In bottom-up proteomics, peptides are separated by liquid chromatography with elution peak widths in the range of seconds, while mass spectra are acquired in about 100 microseconds with time-of-fight (TOF) instruments. This allows adding ion mobility as a third dimension of separation. Among several formats, trapped ion mobility spectrometry (TIMS) is attractive due to its small size, low voltage requirements and high efficiency of ion utilization. We have recently demonstrated a scan mode termed parallel accumulation – serial fragmentation (PASEF), which multiplies the sequencing speed without any loss in sensitivity (Meier et al., PMID: 26538118). Here we introduce the timsTOF Pro instrument, which optimally implements online PASEF. It features an orthogonal ion path into the ion mobility device, limiting the amount of debris entering the instrument and making it very robust in daily operation. We investigate different precursor selection schemes for shotgun proteomics to optimally allocate in excess of 100 fragmentation events per second. More than 800,000 fragmentation spectra in standard 120 min LC runs are easily achievable, which can be used for near exhaustive precursor selection in complex mixtures or re-sequencing weak precursors. MaxQuant identified more than 6,000 proteins in single run HeLa analyses without matching to a library, and with high quantitative reproducibility (R > 0.97). Online PASEF achieves a remarkable sensitivity with more than 2,000 proteins identified in 30 min runs of only 10 ng HeLa digest. We also show that highly reproducible collisional cross sections can be acquired on a large scale (R > 0.99). PASEF on the timsTOF Pro is a valuable addition to the technological toolbox in proteomics, with a number of unique operating modes that are only beginning to be explored.

Data Analysis Protocol

MS raw files were analyzed with MaxQuant version, which extracts 4D isotope patterns (‘features’) and associated MS/MS spectra. The built-in search engine Andromeda74 was used to match observed fragment ions to theoretical peptide fragment ion masses derived from in silico digests of a reference proteome and a list of 245 potential contaminants using the appropriate digestion rules for each proteolytic enzyme (trypsin, LysC or LysN). We allowed a maximum of two missing values and required a minimum sequence length of 7 amino acids while limiting the maximum peptide mass to 4600 Da. Carbamidomethylation of cysteine was defined as a fixed modification, and oxidation of methionine and acetylation of protein N-termini were included in the search as variable modification.
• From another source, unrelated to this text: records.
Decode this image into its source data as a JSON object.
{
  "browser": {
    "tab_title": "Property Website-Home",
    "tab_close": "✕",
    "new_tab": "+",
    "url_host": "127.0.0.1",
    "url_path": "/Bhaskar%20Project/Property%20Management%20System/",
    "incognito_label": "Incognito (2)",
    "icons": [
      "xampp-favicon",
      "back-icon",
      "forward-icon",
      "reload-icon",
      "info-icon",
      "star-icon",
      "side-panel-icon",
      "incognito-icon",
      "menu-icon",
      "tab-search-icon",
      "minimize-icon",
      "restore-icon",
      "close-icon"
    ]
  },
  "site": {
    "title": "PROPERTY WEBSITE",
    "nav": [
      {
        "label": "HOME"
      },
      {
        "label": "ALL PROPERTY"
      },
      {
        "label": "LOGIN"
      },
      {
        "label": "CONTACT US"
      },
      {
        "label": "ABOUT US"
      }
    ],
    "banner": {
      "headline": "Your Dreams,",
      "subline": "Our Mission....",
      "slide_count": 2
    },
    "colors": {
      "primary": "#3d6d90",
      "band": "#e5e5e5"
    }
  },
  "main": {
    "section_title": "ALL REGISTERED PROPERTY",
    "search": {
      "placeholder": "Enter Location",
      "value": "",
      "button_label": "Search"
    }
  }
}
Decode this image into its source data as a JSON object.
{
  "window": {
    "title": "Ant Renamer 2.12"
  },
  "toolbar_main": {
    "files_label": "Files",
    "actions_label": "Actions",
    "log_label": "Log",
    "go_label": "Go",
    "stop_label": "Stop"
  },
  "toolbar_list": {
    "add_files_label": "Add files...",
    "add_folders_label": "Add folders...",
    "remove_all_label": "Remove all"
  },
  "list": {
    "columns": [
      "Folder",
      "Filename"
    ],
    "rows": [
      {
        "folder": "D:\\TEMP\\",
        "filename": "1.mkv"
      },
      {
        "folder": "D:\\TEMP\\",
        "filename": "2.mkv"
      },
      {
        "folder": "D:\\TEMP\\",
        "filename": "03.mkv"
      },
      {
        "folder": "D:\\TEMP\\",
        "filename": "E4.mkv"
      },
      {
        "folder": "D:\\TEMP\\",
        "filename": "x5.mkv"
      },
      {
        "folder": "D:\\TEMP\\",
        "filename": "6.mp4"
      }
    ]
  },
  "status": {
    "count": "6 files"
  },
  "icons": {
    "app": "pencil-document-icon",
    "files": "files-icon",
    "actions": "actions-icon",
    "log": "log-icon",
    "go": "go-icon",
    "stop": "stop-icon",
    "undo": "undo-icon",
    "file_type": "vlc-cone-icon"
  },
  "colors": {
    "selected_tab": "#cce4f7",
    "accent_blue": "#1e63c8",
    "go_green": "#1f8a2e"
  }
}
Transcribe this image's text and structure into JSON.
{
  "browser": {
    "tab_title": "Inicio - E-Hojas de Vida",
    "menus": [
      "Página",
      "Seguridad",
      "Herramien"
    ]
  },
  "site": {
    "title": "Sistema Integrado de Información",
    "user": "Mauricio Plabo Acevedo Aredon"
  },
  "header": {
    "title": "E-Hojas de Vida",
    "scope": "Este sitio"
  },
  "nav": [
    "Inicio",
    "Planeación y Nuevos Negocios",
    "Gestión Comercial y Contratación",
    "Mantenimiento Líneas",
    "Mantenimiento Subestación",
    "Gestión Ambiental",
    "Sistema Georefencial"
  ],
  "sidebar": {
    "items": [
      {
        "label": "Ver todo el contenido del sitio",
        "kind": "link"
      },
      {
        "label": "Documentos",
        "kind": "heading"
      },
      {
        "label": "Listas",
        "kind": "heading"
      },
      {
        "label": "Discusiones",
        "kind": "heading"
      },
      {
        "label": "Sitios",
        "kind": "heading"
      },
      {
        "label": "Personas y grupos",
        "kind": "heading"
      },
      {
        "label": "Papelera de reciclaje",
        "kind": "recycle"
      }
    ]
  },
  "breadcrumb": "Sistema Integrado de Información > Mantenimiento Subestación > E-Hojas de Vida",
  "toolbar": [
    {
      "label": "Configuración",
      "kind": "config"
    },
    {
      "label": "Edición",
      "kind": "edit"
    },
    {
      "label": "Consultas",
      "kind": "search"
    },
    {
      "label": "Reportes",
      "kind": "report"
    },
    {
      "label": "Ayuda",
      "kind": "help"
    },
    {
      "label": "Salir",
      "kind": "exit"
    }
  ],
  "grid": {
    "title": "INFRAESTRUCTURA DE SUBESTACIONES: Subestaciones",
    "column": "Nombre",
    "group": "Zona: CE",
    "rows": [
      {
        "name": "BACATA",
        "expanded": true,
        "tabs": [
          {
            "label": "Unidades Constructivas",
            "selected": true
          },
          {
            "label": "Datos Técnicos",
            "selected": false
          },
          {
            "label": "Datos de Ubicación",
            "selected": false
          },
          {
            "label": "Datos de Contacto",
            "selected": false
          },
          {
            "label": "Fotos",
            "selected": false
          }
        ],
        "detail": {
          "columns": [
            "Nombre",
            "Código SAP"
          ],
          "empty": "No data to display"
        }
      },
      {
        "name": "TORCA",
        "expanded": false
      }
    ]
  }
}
Reference proteomes for each organism including isoforms were accessed from UniProt (Homo sapiens: 91,618 entries, 2019/05; E. coli: 4403 entries, 2019/01; C. elegans: 28,403 entries, 2019/01; S. cerevisiae: 6049 entries, 2019/01; D. melanogaster: 23,304 entries, 2019/01). The synthetic peptide library (ProteomeTools54) was searched against the entire human reference proteome. The maximum mass tolerances were set to 20 and 40 ppm for precursor and fragment ions, respectively. False discovery rates were controlled at 1% on both the peptide spectrum match and protein level with a target-decoy approach. The analyses were performed separately for each organism and each set of synthetic peptides (‘proteotypic set’, ‘SRM atlas’, and ‘missing gene set’). To demonstrate the utility of CCS prediction, we re-analyzed three diaPASEF experiments from Meier et al.55 with Spectronaut 14.7.201007.47784 (Biognosys AG), replacing experimental ion mobility values in the spectral library with our predictions. Singly charged peptide precursors were excluded from this analysis as the neural network was exclusively trained with multiply charged peptides.